Oh no. Here comes that sun again. That means another day. Without you my friend. And it hurts me. To look into the mirror at myself. And it hurts even more, To have to be with somebody else. And it's so hard to do, And so easy to say. But sometimes, Sometimes you just have to walk away, Walk away

With so many people, To love in my life, Why do I worry About one.

But you put the happy, In my ness. You put the good times, Into my fun. And it's so hard to do, And so easy to say. But sometimes. Sometimes you just have to walk away. Walk away, And head for the door.

We've tried the goodbye, So many days, We walk in the same direction, So that we could never stray. They say if you love somebody, Then you have got to set them free.

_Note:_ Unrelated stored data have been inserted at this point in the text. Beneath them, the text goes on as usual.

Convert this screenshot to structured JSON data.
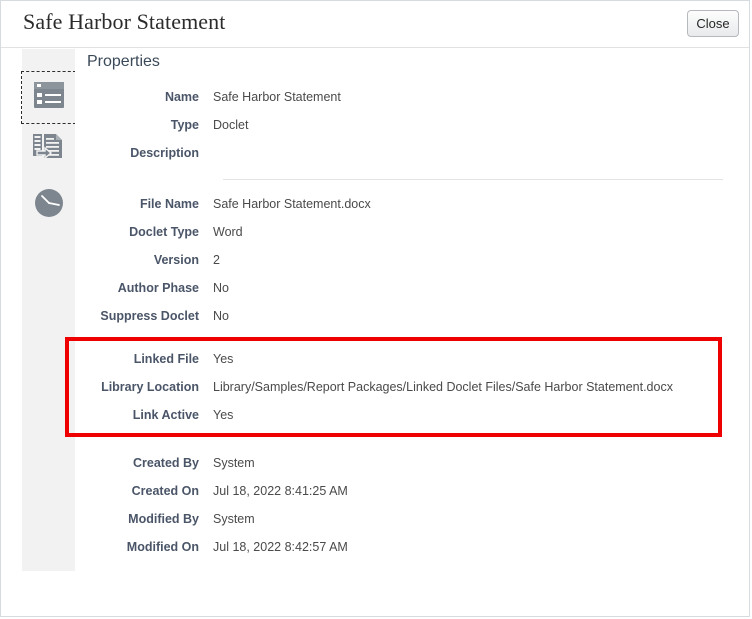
{
  "header": {
    "title": "Safe Harbor Statement",
    "close_label": "Close"
  },
  "sidebar": {
    "items": [
      {
        "name": "properties",
        "icon": "properties-icon",
        "selected": true
      },
      {
        "name": "variables",
        "icon": "variables-icon",
        "selected": false
      },
      {
        "name": "history",
        "icon": "history-clock-icon",
        "selected": false
      }
    ]
  },
  "main": {
    "section_title": "Properties",
    "groups": [
      {
        "id": "identity",
        "fields": [
          {
            "label": "Name",
            "value": "Safe Harbor Statement"
          },
          {
            "label": "Type",
            "value": "Doclet"
          },
          {
            "label": "Description",
            "value": ""
          }
        ]
      },
      {
        "id": "file",
        "fields": [
          {
            "label": "File Name",
            "value": "Safe Harbor Statement.docx"
          },
          {
            "label": "Doclet Type",
            "value": "Word"
          },
          {
            "label": "Version",
            "value": "2"
          },
          {
            "label": "Author Phase",
            "value": "No"
          },
          {
            "label": "Suppress Doclet",
            "value": "No"
          }
        ]
      },
      {
        "id": "link",
        "highlighted": true,
        "highlight_color": "#ee0000",
        "fields": [
          {
            "label": "Linked File",
            "value": "Yes"
          },
          {
            "label": "Library Location",
            "value": "Library/Samples/Report Packages/Linked Doclet Files/Safe Harbor Statement.docx"
          },
          {
            "label": "Link Active",
            "value": "Yes"
          }
        ]
      },
      {
        "id": "audit",
        "fields": [
          {
            "label": "Created By",
            "value": "System"
          },
          {
            "label": "Created On",
            "value": "Jul 18, 2022 8:41:25 AM"
          },
          {
            "label": "Modified By",
            "value": "System"
          },
          {
            "label": "Modified On",
            "value": "Jul 18, 2022 8:42:57 AM"
          }
        ]
      }
    ]
  }
}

But I would rather be locked to you, Then live in this pain and misery

They say time will Make all this go away. But it's time that has taken my tomorrows, And turned them into yesterdays. And once again that rising sun Is droppin' on down, And once again you my friend Are nowhere to be found. And it's so hard to do And so easy to say. But sometimes Sometimes you just have to walk away, Walk away And head for the door. You just walk away.....Walk away

it then got me thinking. was that away message her cryptic way of saying she was thinking about me. was it a key to a puzzle that she was hoping no one would put together. is she referring to me or another post jordan boyfriend. is this "And it hurts even more, To have to be with somebody else. And it's so hard to do, And so easy to say. But sometimes, Sometimes you just have to walk away, Walk away....With so many people, To love in my life, Why do I worry About one." how she feels in regards to me, because it would mean that she does still think of me, she does still wish things had turned out better. she does think of me as i think of her. more so then than now. but it still would be nice to be back there. back to being with her and how well we fit together and how she filled every requirement i could ever think of for having a significant other.

sarah will erase this for me. sarah will keep me focused forward and not back there somewhere. sarah makes me happy. i want sarah to put a line through andis name and underline her own in my life. and so far shes doing a wonderful job.

tonight im going to sleep next to where shes supposed to be.